Frote mis brazos para entrar en calor. La jauría esperaba sobre un tronco caído, ellos la cuidaban como si fuera una más de la manada.

—Debo irme, te invitaría un té—dijo dudosa alzando los ojos hacia sus acompañantes—, pero no creo que sea correcto.

Bufe fastidiada hacia los chicos y a ella le regale una sonrisa que trataba de transmitir entendimiento. No sería posible el té.

—No te preocupes, tengo algo pendiente.

Le reste importancia mientras me alejaba. Cuadrar algo con ella siempre era difícil, sin embargo, ya habíamos podidos compartir. No había nada que yo no pudiera conseguir.

Me fui a casa, tenía una tutoría pendiente. Solía dar clases individuales porque creía que de esa manera mi atención se centraba únicamente en una persona y podía transmitirle mejor mis conocimientos. De todos modos, no había tantos oscuros.

Éramos, contando a Zephyr, casi cuarenta. De los cuales diez eran aprendices aún, ocho no solían estar casi nunca y el resto nos volvíamos a dividir en rangos, de acuerdo a nuestras habilidades.

Impartí mis clases de magia básica con la pequeña Raisa hasta que terminó exhausta, mirándome con suplica. Su cabello tenía las puntas hacia distintas direcciones y su respiración era acelerada.

Le indiqué a que me esperara dentro del castillo a la vez que guardaba el libro, estábamos en el jardín descuidado detrás del recinto. Piedras llenas de musgo habían sido las mesas para nuestras cosas. Realizar las prácticas en lugares abiertos era lo más sensato cuando se hablaba de principiantes.

Suspiré cuando el cálido aire mágico calentó mi rostro. Declan y Asper, unos novatos, estaban comiendo gomitas dulces y limpiando cubetas, porcelanas y todo lo que se utilizaba para hacer encantamientos y pociones.
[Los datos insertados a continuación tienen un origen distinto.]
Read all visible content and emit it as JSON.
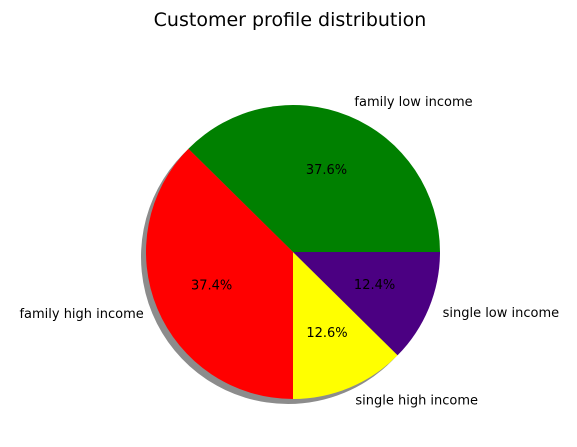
{
  "chart_data": {
    "type": "pie",
    "title": "Customer profile distribution",
    "shadow": true,
    "start_angle_deg": 0,
    "direction": "counterclockwise",
    "slices": [
      {
        "label": "family low income",
        "value": 37.6,
        "pct_label": "37.6%",
        "color": "#008000"
      },
      {
        "label": "family high income",
        "value": 37.4,
        "pct_label": "37.4%",
        "color": "#ff0000"
      },
      {
        "label": "single high income",
        "value": 12.6,
        "pct_label": "12.6%",
        "color": "#ffff00"
      },
      {
        "label": "single low income",
        "value": 12.4,
        "pct_label": "12.4%",
        "color": "#4b0082"
      }
    ]
  }
}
La limpieza se solía realizar por medio de la magia lo cual indicaba que estaban castigados. No había lógica para que estuvieran limpiando a puño cada traste.

—¿Qué han hecho esta vez?

Saque mi capa colgando de la silla frente a ellos. Raisa divertida les robó unos dulces, Declan lo miró con los ojos entrecerrados y recibió un codazo por parte de Asper.

—Nada ¿Puedes creerlo?

La cara de Declan era de viva indignación, su cabello ondulado y negro como el carbón estaba sujeto con una goma para que no le molestara en la cara.

No, no podía creer. Enarqué una ceja haciéndole ver mi respuesta.

—Es verdad—susurró Asper. Miro a los lados asegurándose de que nadie estuviera—, Horus está de mal humor.

—Ustedes lo ponen de mal humor.

Señalé cogiendo unas gomitas. Este par ponía a prueba la paciencia de todos aquí en casa. Aunque tratar con Horus era tratar con la poca paciencia personificada. Dejé que siguieran con sus deberes yendo hasta la antesala, luego tomé el largo pasillo que culminaba con una escalera de tres peldaños dentro de la biblioteca.